The five-dimensional alignment requirement means fork sub-agents essentially can’t have any “ideas of their own.” Their system prompt isn’t theirs, their tool set isn’t their choice, their thinking config isn’t their setting, even their truncation strategy is cloned. Everything serves that byte-identical prefix.

The Math

Let’s see what this saves. Assume parent_history is 100K tokens, the assistant message with three tool_uses is 500 tokens, placeholder results total 200 tokens, each directive is about 100 tokens.

Fork 1 pays full price for the assistant message + placeholders + directive (~800 tokens), with the preceding 100K hitting cache at 10%. Fork 2 and Fork 3 cache-hit even on the assistant message and placeholders, paying full price only for the 100-token directive.

Total input cost across three forks: 100K × 10% × 3 + 800 + 100 × 2 ≈ 31K token-equivalent. Compared to 300K+ without cache sharing, that’s nearly 90% savings. The longer the conversation, the bigger the savings — when parent_history goes from 100K to 200K, the absolute savings double.

This benefit extends beyond parallel forks. Post-turn background tasks like session memory extraction and prompt suggestions also ride the same cache. The system saves a parameter snapshot after each main loop turn; subsequent sidecar forks read from this snapshot rather than independently re-collecting parameters, avoiding timing-window byte inconsistencies.

Keeping a Tool That Will Never Be Called

Fork sub-agents retain the Agent tool in their pool but are actually forbidden from calling it. Why keep it? Removing the Agent tool would change the tool schema’s serialized bytes, breaking cache alignment on the tools dimension. A tool’s presence exists purely for the bytes it produces during serialization — completely unrelated to its functionality.

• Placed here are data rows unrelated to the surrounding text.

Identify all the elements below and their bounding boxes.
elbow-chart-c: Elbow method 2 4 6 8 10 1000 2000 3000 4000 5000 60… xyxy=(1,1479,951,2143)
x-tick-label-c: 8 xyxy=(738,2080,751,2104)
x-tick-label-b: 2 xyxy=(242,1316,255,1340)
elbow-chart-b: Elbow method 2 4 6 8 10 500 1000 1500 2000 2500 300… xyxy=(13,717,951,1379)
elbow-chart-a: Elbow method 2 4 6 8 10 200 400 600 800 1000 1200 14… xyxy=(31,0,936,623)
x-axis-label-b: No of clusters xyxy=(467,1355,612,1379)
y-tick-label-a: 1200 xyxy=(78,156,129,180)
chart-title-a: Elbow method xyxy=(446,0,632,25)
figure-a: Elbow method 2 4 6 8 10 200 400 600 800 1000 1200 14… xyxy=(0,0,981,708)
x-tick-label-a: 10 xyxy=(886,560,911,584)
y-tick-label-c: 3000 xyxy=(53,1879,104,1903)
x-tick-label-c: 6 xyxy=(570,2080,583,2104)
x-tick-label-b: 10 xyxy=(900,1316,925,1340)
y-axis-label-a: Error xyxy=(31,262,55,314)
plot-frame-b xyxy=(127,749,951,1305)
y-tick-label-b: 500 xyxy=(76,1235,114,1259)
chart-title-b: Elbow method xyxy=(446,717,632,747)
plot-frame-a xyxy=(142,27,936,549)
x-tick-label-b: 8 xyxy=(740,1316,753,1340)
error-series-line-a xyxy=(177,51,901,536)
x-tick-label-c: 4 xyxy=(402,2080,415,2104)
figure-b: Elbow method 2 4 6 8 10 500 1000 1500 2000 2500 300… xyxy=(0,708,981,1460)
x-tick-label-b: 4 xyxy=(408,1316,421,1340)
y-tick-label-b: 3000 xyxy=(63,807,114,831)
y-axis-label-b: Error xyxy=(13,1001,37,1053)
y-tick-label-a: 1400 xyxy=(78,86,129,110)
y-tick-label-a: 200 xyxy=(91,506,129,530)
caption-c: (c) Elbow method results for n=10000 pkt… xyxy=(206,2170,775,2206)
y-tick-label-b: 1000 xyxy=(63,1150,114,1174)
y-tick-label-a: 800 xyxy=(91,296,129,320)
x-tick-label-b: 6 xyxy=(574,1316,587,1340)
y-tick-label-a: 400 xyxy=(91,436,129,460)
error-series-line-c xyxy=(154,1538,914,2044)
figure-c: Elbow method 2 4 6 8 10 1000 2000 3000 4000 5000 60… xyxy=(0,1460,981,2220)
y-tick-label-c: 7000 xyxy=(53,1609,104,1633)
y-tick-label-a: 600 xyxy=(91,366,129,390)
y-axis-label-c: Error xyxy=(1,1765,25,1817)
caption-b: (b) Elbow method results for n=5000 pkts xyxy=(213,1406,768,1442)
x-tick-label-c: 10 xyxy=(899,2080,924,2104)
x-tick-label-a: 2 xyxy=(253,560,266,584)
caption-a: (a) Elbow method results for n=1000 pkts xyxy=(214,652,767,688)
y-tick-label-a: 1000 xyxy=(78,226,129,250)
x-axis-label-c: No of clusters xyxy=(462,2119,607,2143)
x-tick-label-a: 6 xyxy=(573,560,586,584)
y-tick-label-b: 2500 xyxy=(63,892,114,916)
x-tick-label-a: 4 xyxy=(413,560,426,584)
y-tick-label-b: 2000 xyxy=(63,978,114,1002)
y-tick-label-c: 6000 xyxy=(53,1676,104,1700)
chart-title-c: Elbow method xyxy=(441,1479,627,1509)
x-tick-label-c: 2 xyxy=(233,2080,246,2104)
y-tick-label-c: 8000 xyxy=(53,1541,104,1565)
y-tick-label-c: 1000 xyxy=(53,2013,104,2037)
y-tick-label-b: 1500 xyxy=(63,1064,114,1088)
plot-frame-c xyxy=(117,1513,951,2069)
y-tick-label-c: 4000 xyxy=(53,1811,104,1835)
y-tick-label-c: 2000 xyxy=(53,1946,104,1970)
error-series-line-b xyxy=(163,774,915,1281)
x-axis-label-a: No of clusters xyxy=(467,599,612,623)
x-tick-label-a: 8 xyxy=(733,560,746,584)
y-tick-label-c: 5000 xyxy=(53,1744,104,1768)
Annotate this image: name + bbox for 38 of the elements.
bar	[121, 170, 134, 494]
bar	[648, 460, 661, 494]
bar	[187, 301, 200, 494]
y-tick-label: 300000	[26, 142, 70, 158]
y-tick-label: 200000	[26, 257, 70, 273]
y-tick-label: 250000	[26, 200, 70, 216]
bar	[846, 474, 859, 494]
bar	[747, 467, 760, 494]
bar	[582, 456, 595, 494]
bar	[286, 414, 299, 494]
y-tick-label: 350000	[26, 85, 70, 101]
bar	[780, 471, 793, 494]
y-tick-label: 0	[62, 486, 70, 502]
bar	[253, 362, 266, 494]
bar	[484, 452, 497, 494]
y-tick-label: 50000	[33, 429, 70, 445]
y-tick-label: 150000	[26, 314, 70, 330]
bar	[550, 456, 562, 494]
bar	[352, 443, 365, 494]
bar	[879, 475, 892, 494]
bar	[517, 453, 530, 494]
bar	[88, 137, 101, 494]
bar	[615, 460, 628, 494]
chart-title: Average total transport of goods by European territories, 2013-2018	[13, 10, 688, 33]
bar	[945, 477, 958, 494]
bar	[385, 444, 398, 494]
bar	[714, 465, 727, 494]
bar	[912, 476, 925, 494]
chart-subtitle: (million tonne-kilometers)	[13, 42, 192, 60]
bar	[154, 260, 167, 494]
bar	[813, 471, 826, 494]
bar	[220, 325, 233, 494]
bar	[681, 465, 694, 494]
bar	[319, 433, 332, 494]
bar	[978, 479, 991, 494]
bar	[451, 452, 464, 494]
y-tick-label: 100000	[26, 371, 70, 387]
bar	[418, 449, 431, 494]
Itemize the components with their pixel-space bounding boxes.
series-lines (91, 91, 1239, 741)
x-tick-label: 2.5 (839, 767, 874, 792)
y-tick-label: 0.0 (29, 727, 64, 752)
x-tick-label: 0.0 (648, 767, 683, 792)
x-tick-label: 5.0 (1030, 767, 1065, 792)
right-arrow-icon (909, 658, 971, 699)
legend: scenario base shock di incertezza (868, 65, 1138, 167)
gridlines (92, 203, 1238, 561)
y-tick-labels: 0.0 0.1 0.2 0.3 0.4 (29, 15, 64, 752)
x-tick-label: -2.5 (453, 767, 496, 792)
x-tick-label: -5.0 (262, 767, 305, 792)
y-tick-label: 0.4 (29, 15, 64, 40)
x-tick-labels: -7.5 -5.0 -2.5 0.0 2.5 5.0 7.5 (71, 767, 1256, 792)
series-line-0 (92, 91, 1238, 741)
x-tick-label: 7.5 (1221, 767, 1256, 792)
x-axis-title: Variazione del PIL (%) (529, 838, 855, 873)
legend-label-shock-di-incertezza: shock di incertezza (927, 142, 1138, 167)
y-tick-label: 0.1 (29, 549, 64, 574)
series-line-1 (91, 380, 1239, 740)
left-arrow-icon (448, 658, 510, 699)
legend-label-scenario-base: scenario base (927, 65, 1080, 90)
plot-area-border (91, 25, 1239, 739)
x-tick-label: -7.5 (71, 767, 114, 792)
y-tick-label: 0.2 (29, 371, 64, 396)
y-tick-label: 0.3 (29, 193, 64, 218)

Recursive fork prevention uses two layers: the first checks querySource (set on options at spawn time, survives message compaction), the second scans message history for the fork boilerplate tag (fallback in case querySource wasn’t properly propagated). Each layer has blind spots; together they cover all paths.

Sharing cache doesn’t mean sharing state. Each fork gets an isolated runtime: cloned file cache, fresh abort controller (linked to parent for downward signal propagation), no-op mutation callbacks. Resources are explicitly released after completion to prevent memory leaks in long sessions.

In this system, a tool can have zero chance of being invoked, but it cannot lack the necessity of being serialized. That’s perhaps the ultimate demand that byte-level compatibility makes on engineering aesthetics.